The GMC is trying to reform its fitness-to-practise (FtP) process after the deaths by suicide of several doctors who were under investigation, while the suggestion in 2015 by the regulator’s chair that doctors require ‘resilience training’ like soldiers in Afghanistan was very badly received by the medical profession.
Having been director general of strategy and external relations at the Department of Health before taking on the GMC top job last year, Mr Massey is a consummate Whitehall insider, but he insists that he wants to be an independent voice for the medical profession. He talks to Pulse a few months into the role about the GMC’s hopes and plans for the future of regulation and medical education.
What have you done in response to the report showing 28 doctors took their own lives during the FtP process?

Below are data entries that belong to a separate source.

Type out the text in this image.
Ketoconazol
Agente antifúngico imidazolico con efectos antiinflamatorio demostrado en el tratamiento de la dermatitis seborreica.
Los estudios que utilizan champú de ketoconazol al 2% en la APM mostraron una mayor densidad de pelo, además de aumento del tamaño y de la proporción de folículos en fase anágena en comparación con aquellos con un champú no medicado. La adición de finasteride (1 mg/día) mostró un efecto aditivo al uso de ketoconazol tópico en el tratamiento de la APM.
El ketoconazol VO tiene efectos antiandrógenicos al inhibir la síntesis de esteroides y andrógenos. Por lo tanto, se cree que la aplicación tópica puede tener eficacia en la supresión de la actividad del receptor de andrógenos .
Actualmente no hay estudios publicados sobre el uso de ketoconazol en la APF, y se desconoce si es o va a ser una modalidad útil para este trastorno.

We did a lot of work last year with Professor Louis Appleby, the author of the report on suicides of doctors in the FtP process, to help think through what we could be doing differently. We introduced an independent BMA-led doctor support service, and we’re now using that support service to help train our investigators. We’re also setting up a dedicated team to support doctors who have a health concern, and we’re creating an opportunity to pause processes if a doctor is unwell and needs support.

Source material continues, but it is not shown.